A comparison of some models for describing polymer crystallization at low deformation rates

Abstract

There is now in the literature a number of mathematical models of the effects of flow on crystallization of polymers, and here we compare the performance of various models in slow simple shearing and sinusoidal strain (oscillatory) flows. We compare the model predictions to the experiments of Wassner and Maier [E. Wassner, R.-D. Maier, Shear-induced crystallization of polypropylene melts. in: D.M. Binding, et al. (Ed.), Proceedings of the XIII International Congress on Rheology, Cambridge, 2000, pp. 1–183] on isotactic polypropylene. Both the Kolmogorov [A.N. Kolmogorov, On the statistics of the crystallization process on metals. Bull. Akad. Sci. USSR, Class Sci., Math. Nat. 1 (1937) 355–359] and Nakamura et al. [K. Nakamura, T. Watanabe, K. Katayama, T. Amano, Some aspects of non-isothermal crystallization of polymers I, J. Appl. Polym. Sci. 16 (1972) 1077–1091] crystallinity formulations are discussed, and the advantages of the former are emphasized.
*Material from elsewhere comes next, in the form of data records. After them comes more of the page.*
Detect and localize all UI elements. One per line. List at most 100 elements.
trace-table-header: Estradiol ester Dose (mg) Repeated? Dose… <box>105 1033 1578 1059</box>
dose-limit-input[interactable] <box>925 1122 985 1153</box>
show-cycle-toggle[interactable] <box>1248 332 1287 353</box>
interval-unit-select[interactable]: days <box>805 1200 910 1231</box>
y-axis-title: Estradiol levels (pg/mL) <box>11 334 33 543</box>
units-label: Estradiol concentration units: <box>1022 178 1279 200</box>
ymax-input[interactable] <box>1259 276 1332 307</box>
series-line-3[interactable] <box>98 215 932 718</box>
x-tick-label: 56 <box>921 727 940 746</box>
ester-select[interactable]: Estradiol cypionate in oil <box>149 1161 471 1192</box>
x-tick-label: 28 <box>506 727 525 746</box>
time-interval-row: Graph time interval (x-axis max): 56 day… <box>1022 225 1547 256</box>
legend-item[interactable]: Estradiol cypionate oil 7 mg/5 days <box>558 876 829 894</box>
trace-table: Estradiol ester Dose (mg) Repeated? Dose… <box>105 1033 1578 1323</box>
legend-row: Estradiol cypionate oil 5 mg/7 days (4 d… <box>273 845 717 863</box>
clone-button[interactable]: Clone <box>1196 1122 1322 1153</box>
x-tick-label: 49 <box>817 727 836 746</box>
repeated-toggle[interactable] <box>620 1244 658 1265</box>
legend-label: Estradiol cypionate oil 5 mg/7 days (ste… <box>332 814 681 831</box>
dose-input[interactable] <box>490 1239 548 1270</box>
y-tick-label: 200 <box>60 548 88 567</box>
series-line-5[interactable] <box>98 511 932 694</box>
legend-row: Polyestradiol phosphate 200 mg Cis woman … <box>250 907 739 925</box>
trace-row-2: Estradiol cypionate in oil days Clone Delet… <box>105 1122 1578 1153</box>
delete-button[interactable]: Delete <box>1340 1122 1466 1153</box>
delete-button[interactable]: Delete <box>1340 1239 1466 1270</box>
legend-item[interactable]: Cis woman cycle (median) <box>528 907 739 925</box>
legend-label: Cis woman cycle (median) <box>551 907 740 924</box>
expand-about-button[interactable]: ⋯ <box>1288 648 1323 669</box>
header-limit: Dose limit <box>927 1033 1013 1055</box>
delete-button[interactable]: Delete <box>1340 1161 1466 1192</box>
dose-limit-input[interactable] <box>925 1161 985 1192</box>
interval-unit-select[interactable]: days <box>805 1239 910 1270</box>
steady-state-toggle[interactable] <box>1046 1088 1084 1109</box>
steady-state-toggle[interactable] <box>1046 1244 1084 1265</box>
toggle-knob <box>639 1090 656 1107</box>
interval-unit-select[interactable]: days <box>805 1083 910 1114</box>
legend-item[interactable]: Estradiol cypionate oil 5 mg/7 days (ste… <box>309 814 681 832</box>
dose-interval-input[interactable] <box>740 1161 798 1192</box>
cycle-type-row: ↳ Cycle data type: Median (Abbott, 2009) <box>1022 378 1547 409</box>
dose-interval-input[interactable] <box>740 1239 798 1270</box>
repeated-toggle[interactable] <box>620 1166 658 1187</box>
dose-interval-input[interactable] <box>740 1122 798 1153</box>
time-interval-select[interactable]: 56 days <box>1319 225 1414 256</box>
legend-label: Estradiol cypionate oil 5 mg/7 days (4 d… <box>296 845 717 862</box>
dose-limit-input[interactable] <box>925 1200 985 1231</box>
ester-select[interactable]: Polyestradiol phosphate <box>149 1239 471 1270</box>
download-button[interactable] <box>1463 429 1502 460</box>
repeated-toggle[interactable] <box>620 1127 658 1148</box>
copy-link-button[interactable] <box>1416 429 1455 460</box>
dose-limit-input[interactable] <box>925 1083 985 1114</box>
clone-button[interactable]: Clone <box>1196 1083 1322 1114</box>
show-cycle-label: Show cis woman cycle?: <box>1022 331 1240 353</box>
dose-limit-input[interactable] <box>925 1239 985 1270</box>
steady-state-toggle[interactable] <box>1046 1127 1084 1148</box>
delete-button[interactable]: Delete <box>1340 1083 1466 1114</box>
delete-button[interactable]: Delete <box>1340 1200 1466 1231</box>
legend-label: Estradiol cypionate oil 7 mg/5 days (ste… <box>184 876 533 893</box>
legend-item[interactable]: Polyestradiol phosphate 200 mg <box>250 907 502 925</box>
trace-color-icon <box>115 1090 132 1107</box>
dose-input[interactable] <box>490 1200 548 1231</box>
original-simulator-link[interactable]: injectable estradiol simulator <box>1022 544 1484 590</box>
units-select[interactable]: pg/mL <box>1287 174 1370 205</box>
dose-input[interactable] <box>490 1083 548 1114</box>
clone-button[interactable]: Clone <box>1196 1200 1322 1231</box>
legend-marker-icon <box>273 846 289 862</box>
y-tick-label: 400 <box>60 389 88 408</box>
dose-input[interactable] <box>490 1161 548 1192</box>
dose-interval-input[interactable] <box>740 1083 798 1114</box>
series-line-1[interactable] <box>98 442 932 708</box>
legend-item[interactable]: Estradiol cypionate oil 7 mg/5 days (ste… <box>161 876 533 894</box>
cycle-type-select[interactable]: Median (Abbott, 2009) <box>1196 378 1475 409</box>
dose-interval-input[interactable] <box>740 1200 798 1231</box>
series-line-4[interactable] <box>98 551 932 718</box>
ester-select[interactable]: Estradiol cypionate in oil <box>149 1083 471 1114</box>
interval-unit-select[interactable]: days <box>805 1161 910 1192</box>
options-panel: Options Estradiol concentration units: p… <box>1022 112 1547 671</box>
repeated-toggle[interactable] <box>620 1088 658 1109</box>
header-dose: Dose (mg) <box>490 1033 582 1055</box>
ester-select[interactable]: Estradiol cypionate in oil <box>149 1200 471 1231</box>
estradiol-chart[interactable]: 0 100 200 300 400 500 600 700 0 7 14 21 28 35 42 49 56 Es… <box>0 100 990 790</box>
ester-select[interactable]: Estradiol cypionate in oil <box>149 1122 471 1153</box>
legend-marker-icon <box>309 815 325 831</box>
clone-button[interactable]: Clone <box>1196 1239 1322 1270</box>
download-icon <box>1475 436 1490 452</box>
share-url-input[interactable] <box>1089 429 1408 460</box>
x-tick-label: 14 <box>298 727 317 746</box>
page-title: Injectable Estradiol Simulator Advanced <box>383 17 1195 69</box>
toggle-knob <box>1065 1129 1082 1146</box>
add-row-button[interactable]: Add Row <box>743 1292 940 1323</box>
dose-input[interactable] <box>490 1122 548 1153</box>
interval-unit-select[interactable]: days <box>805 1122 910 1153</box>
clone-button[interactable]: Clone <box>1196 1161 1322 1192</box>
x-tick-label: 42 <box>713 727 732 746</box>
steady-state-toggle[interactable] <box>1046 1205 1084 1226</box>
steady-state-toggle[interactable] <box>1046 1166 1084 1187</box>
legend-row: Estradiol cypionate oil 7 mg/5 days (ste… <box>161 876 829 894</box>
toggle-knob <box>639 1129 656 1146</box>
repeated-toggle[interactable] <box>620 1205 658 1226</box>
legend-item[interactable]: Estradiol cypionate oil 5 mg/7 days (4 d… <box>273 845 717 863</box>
For the cases considered, we see that strain-based crystallinity enhancement formulations appear to give results close to the experiments at the low flow rates which were studied, although they have some drawbacks. Several other ideas also lead to acceptable results; a new formulation based on both strain and strain-rate appears to give the best overall fit.